Life Insurance is one of the most neglected aspects of a divorce negotiation, but one of the most important, both during the negotiations and after the divorce is final. Usually, when all of the “big” items have been addressed, such as alimony, child support and the division of assets, someone brings up the issue of life insurance. Typically an after thought, any existing insurance is designated for the children, or if there is a spousal support obligation, the life insurance that the obligor has will be divided among those who are receiving support. Certain times, the obligor will have to obtain additional life insurance, usually a term policy, to make sure the children are taken care of in the event of an untimely death.
After the divorce is final, however, many people never think to pay attention to that provision for the insurance. The consequences of that can be significant. Recently, an unreported decision was made by the Appellate Division, in which this subject was examined. In the case of Thomas v. Thomas v. Reassure Life Insurance Company v. Thomas, the decedent, Scott had a $1 Million life insurance policy. Under the terms of his divorce from his first wife, Christine, Scott had to secure his alimony and child support obligations with Christine receiving $500,000 and each of his two children receiving $125,000. Their settlement agreement also provided that Scott was to provide Christine with annual proof of insurance, and that in the event his alimony obligation was terminated or modified, the obligation to provide insurance would be terminated or modified. Scott made the appropriate designations ( with his father receiving the additional 25%).
Over the course of time, Scott and Christine entered into several agreements under which Scott’s alimony obligation was decreased. However, the parties never entered into any agreement to reduce Scott’s life insurance obligation to Christine.

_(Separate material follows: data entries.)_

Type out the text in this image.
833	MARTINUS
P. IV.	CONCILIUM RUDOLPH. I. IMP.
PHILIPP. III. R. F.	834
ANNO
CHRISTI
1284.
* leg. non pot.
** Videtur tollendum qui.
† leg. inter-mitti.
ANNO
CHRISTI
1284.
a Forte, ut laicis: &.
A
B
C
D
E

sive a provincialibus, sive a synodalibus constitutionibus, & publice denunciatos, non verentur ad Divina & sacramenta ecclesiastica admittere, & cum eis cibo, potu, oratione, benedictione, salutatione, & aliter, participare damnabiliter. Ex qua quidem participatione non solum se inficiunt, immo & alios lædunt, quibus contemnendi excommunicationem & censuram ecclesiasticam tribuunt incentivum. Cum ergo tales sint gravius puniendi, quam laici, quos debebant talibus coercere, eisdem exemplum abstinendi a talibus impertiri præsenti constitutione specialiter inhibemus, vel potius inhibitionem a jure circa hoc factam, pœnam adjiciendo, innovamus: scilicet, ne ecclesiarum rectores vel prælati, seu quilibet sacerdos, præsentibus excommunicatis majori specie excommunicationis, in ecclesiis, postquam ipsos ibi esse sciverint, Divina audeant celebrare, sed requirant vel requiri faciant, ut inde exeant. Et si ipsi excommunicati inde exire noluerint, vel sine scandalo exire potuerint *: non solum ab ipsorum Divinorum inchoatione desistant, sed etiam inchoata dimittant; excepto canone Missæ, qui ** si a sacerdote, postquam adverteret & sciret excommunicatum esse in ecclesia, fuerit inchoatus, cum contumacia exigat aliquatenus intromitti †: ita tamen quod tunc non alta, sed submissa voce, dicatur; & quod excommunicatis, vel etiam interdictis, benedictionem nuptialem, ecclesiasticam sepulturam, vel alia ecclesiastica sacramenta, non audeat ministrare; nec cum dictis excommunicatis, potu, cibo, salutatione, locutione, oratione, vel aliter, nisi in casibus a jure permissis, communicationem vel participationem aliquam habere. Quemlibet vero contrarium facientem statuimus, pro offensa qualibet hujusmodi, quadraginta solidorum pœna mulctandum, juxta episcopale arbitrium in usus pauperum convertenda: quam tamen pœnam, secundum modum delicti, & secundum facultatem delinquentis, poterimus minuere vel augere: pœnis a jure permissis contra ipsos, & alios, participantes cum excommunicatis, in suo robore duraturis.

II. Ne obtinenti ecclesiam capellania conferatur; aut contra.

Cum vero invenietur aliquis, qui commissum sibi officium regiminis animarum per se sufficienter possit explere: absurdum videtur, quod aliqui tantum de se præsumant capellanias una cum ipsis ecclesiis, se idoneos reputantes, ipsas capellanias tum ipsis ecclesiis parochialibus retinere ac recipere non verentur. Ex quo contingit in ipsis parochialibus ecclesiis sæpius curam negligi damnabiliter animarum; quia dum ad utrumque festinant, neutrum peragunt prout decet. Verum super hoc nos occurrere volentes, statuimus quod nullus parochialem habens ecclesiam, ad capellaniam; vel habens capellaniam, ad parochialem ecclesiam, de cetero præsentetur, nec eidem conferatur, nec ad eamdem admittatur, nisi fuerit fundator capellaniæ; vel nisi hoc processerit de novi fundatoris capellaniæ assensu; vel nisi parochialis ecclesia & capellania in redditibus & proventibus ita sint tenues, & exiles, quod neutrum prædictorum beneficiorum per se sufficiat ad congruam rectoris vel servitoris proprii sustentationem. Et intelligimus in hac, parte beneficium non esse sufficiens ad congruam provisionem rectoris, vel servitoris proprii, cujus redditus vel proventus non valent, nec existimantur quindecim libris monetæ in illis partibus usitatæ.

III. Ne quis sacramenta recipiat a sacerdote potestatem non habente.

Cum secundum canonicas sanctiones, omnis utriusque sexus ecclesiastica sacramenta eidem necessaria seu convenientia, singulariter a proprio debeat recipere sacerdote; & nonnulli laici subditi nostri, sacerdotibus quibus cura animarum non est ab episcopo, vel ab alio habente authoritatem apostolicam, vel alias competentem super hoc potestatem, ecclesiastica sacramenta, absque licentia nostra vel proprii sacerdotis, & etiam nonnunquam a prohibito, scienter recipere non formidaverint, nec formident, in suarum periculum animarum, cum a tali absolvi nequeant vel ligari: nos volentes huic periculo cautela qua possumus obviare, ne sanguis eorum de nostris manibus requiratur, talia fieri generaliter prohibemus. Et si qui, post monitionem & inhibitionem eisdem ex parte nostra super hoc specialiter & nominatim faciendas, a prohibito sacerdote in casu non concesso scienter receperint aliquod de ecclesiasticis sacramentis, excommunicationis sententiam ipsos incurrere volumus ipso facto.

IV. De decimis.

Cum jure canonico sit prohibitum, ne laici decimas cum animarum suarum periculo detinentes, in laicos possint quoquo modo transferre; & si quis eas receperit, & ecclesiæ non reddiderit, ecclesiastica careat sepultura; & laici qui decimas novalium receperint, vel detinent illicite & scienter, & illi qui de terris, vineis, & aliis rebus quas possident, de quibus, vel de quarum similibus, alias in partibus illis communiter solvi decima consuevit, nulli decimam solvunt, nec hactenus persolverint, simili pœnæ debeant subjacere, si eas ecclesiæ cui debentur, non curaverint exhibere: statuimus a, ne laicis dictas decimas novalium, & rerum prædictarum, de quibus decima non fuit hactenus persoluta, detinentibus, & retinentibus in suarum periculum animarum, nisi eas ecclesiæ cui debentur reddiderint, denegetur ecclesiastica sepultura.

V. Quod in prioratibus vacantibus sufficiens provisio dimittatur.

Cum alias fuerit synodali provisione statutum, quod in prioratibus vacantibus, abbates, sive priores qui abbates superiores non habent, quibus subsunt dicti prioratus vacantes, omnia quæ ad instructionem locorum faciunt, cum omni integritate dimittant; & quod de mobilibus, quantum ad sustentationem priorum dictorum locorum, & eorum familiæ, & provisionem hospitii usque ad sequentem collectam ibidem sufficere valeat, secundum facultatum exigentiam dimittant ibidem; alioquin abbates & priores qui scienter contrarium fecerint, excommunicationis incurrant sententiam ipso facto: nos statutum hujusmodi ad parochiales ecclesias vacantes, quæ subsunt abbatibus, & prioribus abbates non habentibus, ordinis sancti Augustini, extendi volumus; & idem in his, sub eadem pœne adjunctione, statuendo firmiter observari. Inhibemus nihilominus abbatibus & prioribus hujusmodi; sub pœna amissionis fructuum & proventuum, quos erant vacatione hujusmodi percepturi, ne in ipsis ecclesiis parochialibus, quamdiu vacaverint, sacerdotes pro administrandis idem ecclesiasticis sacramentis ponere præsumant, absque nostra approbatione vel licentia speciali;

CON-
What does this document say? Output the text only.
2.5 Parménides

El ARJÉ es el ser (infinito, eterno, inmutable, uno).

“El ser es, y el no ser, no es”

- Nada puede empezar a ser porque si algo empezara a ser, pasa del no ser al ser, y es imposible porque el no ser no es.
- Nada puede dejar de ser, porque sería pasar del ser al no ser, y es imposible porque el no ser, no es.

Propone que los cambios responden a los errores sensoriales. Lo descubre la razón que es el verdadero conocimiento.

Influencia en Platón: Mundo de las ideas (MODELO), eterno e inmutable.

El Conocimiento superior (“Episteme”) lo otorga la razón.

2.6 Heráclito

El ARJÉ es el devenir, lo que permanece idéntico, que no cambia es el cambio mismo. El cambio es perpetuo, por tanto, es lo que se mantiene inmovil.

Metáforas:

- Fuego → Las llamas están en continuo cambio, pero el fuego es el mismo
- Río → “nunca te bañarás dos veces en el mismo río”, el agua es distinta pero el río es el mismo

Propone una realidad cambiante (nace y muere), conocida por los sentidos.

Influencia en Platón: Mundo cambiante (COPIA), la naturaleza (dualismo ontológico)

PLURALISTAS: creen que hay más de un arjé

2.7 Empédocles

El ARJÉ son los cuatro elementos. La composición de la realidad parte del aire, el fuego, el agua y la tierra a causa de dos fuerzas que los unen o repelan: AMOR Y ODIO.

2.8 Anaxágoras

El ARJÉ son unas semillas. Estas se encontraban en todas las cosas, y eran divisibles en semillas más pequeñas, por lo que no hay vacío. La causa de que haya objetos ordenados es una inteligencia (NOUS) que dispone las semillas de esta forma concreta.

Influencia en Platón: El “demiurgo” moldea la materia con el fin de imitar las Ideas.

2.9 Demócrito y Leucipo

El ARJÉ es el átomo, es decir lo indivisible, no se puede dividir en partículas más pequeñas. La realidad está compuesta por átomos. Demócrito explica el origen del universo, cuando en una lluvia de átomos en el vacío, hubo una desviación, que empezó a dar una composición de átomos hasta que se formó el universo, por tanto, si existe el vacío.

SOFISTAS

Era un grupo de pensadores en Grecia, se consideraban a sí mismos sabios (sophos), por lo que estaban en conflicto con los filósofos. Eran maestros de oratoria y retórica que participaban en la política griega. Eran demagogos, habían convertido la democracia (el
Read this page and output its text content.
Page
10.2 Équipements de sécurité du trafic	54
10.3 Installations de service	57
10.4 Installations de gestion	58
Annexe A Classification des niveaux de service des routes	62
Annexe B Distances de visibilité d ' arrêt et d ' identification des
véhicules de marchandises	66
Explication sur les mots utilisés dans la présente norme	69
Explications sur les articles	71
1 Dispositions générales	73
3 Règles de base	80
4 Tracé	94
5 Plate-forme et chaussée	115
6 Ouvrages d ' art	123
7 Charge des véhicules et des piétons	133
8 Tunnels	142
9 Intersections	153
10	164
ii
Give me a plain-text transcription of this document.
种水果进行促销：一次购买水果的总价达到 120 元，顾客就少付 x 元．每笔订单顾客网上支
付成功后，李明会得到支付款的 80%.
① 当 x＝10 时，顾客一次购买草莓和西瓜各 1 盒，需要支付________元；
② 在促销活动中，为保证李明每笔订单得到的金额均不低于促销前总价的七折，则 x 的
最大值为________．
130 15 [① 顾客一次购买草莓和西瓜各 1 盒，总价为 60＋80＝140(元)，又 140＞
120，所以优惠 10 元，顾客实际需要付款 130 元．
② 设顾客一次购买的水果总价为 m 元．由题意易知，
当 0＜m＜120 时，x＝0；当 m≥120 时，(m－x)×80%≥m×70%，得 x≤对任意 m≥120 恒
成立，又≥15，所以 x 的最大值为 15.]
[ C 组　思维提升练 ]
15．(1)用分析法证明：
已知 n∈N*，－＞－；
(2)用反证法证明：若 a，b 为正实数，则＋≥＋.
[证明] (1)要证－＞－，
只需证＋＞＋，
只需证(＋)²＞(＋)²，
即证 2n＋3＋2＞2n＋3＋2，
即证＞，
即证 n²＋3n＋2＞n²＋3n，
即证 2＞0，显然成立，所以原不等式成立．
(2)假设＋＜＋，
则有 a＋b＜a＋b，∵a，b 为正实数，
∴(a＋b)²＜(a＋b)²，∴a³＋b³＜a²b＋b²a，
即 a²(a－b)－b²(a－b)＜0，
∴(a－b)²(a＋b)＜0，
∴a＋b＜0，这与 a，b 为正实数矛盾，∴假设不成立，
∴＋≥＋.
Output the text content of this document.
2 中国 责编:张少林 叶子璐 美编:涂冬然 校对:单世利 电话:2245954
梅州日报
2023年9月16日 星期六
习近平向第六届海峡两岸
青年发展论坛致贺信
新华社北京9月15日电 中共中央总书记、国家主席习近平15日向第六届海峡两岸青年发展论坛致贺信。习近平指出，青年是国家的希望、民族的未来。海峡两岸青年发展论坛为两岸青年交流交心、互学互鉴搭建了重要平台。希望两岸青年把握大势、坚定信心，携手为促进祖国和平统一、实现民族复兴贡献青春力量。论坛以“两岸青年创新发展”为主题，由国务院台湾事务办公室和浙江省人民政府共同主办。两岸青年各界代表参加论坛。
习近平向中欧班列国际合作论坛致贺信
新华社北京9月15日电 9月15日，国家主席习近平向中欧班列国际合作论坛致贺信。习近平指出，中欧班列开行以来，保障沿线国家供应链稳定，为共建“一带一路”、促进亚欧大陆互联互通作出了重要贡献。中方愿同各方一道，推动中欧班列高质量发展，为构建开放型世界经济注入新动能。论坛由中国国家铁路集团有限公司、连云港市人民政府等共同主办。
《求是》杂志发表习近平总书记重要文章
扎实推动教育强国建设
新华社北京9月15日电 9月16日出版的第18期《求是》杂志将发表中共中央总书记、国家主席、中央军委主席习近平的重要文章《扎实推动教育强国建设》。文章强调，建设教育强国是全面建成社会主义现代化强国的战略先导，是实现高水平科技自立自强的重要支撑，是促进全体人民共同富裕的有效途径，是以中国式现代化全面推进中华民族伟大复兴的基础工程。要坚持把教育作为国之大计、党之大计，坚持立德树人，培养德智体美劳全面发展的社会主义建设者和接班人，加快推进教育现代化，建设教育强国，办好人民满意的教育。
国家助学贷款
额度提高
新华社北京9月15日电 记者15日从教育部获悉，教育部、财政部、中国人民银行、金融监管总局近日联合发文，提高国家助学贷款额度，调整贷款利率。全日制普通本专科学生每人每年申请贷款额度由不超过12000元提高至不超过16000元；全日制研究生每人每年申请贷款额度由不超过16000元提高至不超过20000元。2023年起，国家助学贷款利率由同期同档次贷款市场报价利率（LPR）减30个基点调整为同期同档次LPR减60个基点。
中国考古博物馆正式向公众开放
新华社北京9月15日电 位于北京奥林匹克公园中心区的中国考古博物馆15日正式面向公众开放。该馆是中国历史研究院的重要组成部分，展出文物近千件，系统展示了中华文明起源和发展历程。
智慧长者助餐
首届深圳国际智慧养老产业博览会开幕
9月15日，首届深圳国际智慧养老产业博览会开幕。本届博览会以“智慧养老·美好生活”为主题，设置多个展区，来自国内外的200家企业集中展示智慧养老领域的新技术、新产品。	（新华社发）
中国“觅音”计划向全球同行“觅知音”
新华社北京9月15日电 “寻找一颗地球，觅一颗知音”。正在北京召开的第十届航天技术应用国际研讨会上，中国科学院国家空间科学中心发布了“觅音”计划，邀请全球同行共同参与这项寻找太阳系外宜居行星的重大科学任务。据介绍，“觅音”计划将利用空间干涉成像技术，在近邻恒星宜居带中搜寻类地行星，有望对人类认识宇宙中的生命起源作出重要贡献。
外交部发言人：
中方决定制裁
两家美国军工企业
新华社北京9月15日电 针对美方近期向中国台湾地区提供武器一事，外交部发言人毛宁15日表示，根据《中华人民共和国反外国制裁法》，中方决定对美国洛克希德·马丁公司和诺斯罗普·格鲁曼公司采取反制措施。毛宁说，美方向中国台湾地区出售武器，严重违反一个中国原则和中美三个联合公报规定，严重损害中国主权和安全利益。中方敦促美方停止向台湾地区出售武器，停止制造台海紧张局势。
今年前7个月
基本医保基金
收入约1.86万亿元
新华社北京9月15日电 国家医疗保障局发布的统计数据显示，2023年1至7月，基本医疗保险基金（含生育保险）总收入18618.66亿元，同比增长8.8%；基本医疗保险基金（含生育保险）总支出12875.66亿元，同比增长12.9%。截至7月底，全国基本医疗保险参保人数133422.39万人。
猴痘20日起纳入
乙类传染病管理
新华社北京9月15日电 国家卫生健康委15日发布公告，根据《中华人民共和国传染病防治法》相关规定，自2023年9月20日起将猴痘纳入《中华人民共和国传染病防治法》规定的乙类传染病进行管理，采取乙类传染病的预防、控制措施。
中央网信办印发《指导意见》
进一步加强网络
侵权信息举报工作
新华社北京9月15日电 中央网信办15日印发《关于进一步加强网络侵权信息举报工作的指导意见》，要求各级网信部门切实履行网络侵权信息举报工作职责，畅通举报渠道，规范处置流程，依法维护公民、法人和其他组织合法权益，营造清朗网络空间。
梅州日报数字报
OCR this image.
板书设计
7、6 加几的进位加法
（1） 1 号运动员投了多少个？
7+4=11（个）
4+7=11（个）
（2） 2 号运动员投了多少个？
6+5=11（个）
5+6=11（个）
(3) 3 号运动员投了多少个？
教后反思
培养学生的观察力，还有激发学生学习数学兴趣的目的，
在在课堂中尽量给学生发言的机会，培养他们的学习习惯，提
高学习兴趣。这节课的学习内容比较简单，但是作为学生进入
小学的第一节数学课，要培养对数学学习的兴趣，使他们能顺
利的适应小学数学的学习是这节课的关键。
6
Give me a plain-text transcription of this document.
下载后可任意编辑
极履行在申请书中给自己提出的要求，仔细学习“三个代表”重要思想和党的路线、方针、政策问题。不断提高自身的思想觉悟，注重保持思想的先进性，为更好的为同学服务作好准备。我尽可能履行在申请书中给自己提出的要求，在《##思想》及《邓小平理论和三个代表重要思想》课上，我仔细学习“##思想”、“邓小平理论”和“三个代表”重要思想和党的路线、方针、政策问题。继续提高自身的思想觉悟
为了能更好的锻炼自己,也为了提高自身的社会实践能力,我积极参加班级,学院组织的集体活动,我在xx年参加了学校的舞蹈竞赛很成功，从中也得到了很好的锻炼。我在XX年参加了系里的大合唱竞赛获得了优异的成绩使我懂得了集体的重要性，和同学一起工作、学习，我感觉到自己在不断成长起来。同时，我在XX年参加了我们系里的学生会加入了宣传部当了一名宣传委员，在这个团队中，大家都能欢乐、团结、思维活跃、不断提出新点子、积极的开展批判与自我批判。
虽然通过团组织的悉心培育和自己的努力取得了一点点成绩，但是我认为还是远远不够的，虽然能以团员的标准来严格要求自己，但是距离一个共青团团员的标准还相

Scott later married Laura. After his marriage to Laura, Scott attempted to procure additional life insurance, but was unable to do so as it was discovered that he was suffering from a medical condition. Scott then, unknown to Christine, changed the beneficiary designation so that Laura received 60%, Christine received 15% and each of the two children received 12.5%.
Scott passed, and Christine made a claim for the $500,000 and the children each sought $125,000. However, Laura had filed a claim for $600,000. Laura argued that since Scott’s settlement agreement in his divorce from Christine provided for a reduction of life insurance in the event of a reduction in support which had occurred, the court should retroactively reduce the obligation to Christine.
The trial court held, and the appellate division agreed that Scott’s modification of the beneficiary designation such that Christine would take less that was required under the settlement agreement was unlawful, and the court gave Christine her $500,000. The important take away from this case is that life insurance is important, and deserves attention at the time of divorce, and as time goes on. Just as individuals have physicals, they need to review their divorce agreements and judgments to make sure that they are still current.